Mérida, la Ciudad Blanca
Reconocida como «Mejor ciudad pequeña del mundo” y «Mejor destino de convenciones», la capital del estado fue fundada en 1542 y construida sobre la antigua ciudad maya de T´hó. En la actualidad es una ciudad que destaca por su importante oferta cultural y artística y por ser un centro histórico colonial con una arquitectura de clara influencia europea y un llamativo y sobresaliente estilo francés, que podemos admirar en las casonas del Paseo de Montejo, principal arteria de la ciudad.
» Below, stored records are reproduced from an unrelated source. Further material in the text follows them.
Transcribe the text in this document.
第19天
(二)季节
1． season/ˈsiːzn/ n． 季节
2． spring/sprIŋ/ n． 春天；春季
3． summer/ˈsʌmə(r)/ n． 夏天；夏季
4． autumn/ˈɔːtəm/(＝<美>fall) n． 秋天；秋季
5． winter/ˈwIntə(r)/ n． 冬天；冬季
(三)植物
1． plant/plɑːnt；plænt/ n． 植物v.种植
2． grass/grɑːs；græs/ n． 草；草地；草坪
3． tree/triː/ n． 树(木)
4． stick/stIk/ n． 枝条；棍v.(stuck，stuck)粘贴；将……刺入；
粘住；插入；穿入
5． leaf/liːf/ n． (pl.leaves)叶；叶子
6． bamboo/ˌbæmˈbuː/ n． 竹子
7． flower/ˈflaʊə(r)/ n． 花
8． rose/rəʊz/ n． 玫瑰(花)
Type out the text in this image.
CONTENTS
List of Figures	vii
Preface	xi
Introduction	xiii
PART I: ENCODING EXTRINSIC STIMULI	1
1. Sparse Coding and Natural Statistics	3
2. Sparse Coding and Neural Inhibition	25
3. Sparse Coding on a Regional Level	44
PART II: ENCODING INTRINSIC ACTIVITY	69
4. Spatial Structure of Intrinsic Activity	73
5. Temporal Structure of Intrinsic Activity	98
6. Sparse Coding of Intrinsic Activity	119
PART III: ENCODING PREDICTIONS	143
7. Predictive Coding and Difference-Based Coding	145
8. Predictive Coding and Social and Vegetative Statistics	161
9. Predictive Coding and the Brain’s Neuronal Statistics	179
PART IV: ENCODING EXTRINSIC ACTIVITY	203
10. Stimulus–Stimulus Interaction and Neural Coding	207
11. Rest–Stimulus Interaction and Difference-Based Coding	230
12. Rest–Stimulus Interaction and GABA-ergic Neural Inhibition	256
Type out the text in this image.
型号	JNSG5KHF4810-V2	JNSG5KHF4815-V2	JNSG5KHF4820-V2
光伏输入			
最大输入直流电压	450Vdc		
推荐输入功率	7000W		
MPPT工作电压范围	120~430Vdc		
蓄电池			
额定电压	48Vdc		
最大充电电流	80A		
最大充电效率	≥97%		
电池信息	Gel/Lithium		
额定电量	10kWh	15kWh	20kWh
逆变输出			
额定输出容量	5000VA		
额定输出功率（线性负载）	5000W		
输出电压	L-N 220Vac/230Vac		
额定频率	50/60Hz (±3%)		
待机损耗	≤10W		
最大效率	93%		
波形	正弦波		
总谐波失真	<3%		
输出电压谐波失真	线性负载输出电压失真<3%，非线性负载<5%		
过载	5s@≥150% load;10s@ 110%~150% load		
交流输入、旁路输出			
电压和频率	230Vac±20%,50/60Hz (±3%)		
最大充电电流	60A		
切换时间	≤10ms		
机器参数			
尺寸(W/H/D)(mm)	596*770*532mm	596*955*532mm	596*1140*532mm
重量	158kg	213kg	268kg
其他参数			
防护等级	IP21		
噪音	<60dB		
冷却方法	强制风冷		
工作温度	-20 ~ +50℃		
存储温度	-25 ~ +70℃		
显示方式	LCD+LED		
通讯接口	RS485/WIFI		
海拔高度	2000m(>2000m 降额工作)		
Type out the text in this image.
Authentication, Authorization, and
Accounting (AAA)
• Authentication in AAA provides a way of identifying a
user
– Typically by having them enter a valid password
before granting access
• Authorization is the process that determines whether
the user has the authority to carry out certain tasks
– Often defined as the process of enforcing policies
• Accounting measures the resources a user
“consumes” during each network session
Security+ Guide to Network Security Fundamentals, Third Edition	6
Ciudad moderna, diversa y vanguardista, sus propuestas van desde la cultura con sus museos, galerías de arte y teatros a la diversión gracias a su vibrante vida nocturna, pasando por la historia que nos cuentan sus edificios coloniales, sitios arqueológicos, templos religiosos o haciendas y la gastronomía que destaca por sus sabor y tradición que podremos disfrutar en los más de trescientos restaurantes repartidos por la ciudad, entre los que encontramos de cocina tradicional y de autor y, por supuesto, en los mercados.
Capital Mundo Maya
Centros históricos y culturales y sobre todo una de las nuevas maravillas del mundo moderno, la Pirámide de Kukulkán en Chichén Itzá se localizan en la región Capital Mundo Maya. La ciudad maya más famosa del mundo y uno de los testimonios mejor conservados de esta civilización, fue en el pasado uno de los asentamientos más extensos del centro-norte de la península de Yucatán. Su misticismo te atrapará recorriendo y admirando la Explanada Principal, el Observatorio, el Juego de Pelota más grande de Mesoamérica, el Patio de las Mil Columnas, el Templo de los Guerreros o el Cenote Sagrado. La visita a Capital Mundo Maya se puede completar con los cenotes Dzipnup e Ik Kil, Valladolid, “la Capital del Oriente Maya» y uno de los Pueblos Mágicos de Yucatán, Temozón, una apacible comunidad que te dará la bienvenida con sus excelentes carnes ahumadas, su historia, sus bellezas naturales y su arqueológica y Ek Balam, zona arqueológica menos conocida que Chichén Itzá, pero que ofrece la posibilidad de subir a lo alto de las pirámides para admirar la espectacularidad de la selva que la rodea.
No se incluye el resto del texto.